Motheo baru pergi, Delvin dan Ravansa naik ke balkon dan duduk didepan pintu utama rumah atas Joana untuk menjaga Joana
Joana menghubungi Fabian lagi, meminta nya datang, tak lama, Fabian datang, Delvin memanggil Joana, Joana keluar dan meminta Fabian membelikannya makanan
"hai nona? kamu menyuruhku datang?" sapa Fabian
"iya, kak Bian bisa belikan aku makanan lagi ya"
"bisa, apa saja mau kamu beli?"
"Taco, Burrito, Pie Apple, sama Ice Cream Sundae, ini uangnya, buat kamu juga kalau mau beli, sama anak anak yang lain tanya kan juga mau beli apa aja, bawa deh atm ku" kata Joana
"anak anak?"
"iya, Benjie sama Albern dibawa, ini Vansa dan Delvin juga kalian mau apa bilang deh sana sama kak Bian, aku belikan"

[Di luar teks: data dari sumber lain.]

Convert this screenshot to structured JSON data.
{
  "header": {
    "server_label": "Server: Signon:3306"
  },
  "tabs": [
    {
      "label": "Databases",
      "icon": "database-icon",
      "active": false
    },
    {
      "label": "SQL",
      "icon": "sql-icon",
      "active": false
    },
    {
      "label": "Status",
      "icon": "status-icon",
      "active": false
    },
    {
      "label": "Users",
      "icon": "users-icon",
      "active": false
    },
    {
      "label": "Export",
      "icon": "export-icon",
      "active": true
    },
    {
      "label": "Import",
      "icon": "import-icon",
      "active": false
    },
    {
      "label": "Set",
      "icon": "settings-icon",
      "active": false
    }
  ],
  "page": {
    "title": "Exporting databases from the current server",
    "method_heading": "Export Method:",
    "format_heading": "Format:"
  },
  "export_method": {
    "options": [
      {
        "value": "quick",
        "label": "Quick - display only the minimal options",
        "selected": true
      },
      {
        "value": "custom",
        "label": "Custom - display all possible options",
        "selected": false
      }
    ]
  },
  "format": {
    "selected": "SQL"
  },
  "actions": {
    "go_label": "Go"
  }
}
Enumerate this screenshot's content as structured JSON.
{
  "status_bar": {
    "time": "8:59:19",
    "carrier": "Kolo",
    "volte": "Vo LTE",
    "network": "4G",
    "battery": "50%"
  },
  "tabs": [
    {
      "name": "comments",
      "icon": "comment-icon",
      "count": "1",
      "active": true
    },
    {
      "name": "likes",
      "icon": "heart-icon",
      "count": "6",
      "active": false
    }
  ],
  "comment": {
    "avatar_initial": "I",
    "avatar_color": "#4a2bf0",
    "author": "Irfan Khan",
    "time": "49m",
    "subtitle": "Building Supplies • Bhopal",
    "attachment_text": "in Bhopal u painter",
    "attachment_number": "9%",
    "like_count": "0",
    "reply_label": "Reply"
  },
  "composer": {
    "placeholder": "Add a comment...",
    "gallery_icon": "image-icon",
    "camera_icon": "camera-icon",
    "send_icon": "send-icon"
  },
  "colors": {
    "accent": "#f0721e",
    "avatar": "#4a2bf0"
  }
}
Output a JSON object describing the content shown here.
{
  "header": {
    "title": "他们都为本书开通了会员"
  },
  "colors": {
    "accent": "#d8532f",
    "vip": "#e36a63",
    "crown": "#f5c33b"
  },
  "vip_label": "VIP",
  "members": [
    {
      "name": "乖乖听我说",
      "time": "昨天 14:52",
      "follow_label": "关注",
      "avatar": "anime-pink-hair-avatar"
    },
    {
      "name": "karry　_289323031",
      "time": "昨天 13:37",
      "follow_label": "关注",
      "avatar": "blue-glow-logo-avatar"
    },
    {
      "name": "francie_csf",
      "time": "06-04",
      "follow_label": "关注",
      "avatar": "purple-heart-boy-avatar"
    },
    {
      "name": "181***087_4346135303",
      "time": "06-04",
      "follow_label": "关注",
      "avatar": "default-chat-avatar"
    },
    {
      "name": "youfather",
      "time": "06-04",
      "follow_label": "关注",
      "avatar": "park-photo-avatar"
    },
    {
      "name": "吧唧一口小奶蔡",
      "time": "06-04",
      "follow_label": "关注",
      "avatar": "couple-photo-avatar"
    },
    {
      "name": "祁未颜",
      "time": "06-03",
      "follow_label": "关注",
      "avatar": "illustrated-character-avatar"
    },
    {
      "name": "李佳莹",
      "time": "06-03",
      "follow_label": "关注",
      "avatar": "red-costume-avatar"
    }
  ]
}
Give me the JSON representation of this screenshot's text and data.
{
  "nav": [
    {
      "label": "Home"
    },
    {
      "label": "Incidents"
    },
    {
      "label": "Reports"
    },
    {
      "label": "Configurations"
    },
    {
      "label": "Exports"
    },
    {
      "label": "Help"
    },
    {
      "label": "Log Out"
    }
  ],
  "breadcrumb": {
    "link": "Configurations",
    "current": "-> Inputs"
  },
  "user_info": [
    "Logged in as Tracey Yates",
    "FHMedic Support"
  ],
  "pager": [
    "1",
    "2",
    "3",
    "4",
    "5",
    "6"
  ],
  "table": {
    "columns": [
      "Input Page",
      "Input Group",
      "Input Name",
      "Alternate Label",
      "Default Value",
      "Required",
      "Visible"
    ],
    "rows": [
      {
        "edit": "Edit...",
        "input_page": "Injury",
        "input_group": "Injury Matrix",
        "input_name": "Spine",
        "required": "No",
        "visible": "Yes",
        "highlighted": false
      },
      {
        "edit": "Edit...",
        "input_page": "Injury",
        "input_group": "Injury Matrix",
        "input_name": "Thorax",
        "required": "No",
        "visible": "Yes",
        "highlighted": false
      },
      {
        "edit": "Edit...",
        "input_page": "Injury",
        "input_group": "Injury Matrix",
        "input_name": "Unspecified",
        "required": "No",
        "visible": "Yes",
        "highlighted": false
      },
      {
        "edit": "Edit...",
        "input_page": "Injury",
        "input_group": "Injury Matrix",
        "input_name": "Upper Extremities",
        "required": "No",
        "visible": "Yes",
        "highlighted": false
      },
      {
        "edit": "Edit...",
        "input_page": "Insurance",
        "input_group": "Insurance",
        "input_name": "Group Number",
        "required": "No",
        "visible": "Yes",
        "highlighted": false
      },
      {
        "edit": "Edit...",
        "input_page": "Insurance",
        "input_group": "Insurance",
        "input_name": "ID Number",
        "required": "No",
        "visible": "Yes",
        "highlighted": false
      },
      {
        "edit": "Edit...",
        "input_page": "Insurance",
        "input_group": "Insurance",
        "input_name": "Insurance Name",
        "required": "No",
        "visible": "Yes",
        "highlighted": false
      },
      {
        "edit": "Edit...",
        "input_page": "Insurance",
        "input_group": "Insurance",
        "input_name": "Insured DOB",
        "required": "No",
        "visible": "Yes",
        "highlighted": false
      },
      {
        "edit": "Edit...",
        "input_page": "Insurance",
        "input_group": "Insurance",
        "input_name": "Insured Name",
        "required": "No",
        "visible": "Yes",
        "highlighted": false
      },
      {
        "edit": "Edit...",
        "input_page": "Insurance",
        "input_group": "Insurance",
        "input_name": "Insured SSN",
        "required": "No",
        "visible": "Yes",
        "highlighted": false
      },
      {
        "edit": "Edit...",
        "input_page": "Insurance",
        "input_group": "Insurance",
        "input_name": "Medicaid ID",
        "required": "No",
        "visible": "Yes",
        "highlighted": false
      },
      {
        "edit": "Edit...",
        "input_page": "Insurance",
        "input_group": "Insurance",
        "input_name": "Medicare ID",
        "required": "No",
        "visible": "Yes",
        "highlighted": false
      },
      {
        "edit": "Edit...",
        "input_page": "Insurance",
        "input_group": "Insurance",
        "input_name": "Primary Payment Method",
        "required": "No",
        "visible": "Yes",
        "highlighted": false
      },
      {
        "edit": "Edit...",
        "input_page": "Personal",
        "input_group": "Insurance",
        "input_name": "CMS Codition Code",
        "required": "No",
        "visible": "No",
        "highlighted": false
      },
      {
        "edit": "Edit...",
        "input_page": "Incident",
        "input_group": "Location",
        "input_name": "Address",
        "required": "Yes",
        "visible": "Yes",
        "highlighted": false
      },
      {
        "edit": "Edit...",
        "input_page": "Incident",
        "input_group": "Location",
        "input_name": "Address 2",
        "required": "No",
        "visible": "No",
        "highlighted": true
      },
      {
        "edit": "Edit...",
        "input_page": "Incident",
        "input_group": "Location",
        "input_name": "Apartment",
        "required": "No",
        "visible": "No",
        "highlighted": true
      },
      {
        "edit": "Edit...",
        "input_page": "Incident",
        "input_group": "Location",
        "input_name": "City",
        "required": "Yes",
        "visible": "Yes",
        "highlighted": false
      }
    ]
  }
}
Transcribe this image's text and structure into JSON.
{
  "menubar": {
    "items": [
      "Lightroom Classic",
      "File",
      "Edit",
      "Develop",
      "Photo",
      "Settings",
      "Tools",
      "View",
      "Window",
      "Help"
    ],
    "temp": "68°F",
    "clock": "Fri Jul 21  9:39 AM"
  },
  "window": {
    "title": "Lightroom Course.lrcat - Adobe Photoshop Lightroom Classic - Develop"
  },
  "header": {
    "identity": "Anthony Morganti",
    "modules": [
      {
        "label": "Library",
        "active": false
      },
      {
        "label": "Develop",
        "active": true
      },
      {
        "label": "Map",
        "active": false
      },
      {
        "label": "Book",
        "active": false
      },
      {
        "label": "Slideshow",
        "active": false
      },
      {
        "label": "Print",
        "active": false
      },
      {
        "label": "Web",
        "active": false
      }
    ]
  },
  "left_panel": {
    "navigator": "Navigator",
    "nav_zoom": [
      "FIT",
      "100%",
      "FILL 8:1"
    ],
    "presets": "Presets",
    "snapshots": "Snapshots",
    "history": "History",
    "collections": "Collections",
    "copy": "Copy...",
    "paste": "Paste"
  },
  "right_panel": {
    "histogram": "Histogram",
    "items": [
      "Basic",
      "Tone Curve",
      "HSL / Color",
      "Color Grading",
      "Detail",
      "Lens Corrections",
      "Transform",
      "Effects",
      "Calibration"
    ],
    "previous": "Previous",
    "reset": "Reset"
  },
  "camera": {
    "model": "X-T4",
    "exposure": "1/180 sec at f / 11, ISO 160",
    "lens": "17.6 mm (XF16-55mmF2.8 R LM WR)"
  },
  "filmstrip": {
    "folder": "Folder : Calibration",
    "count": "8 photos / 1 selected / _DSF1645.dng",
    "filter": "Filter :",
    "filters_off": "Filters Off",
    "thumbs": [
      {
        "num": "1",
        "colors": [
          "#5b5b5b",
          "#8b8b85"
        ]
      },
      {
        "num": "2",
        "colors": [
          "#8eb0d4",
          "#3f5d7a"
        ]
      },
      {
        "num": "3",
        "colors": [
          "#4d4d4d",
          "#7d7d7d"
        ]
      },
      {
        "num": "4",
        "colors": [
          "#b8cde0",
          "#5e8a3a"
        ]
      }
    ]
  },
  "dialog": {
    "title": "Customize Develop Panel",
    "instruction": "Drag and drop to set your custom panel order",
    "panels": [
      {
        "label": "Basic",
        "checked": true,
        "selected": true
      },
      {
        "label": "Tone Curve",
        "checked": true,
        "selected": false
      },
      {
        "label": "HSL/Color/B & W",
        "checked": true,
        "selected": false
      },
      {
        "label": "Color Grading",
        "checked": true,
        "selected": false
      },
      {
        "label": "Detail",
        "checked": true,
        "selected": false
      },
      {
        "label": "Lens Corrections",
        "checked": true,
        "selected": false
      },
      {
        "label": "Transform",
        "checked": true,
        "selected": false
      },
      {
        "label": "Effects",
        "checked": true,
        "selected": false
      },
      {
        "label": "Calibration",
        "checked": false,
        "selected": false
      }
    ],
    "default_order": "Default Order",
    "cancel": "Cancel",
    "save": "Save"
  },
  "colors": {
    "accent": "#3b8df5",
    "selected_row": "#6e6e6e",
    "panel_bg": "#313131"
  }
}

"waaah beneran nona?" tanya mereka
"yaa, sana dah"
tak lama Fabian datang lagi membawakan makanan diminta Joana dan mengembalikan atm nya juga, yaa Joana selalu memberikan atm nya yang khusus itu memang untuknya jajan yang membutuhkan uang banyak, karna Joana selalu tidak pernah makan sendirian, ia membelikan empat anak buahnya juga
"oh ya kak Bian, aku sudah kasih tau sama Theo dan Sam soal hamilku" kata Joana
"oh ya? lalu bagaimana?"
"biasa saja, hanya belum bisa untuk dna, nanti setelah lahir saja aku akan melakukan dna"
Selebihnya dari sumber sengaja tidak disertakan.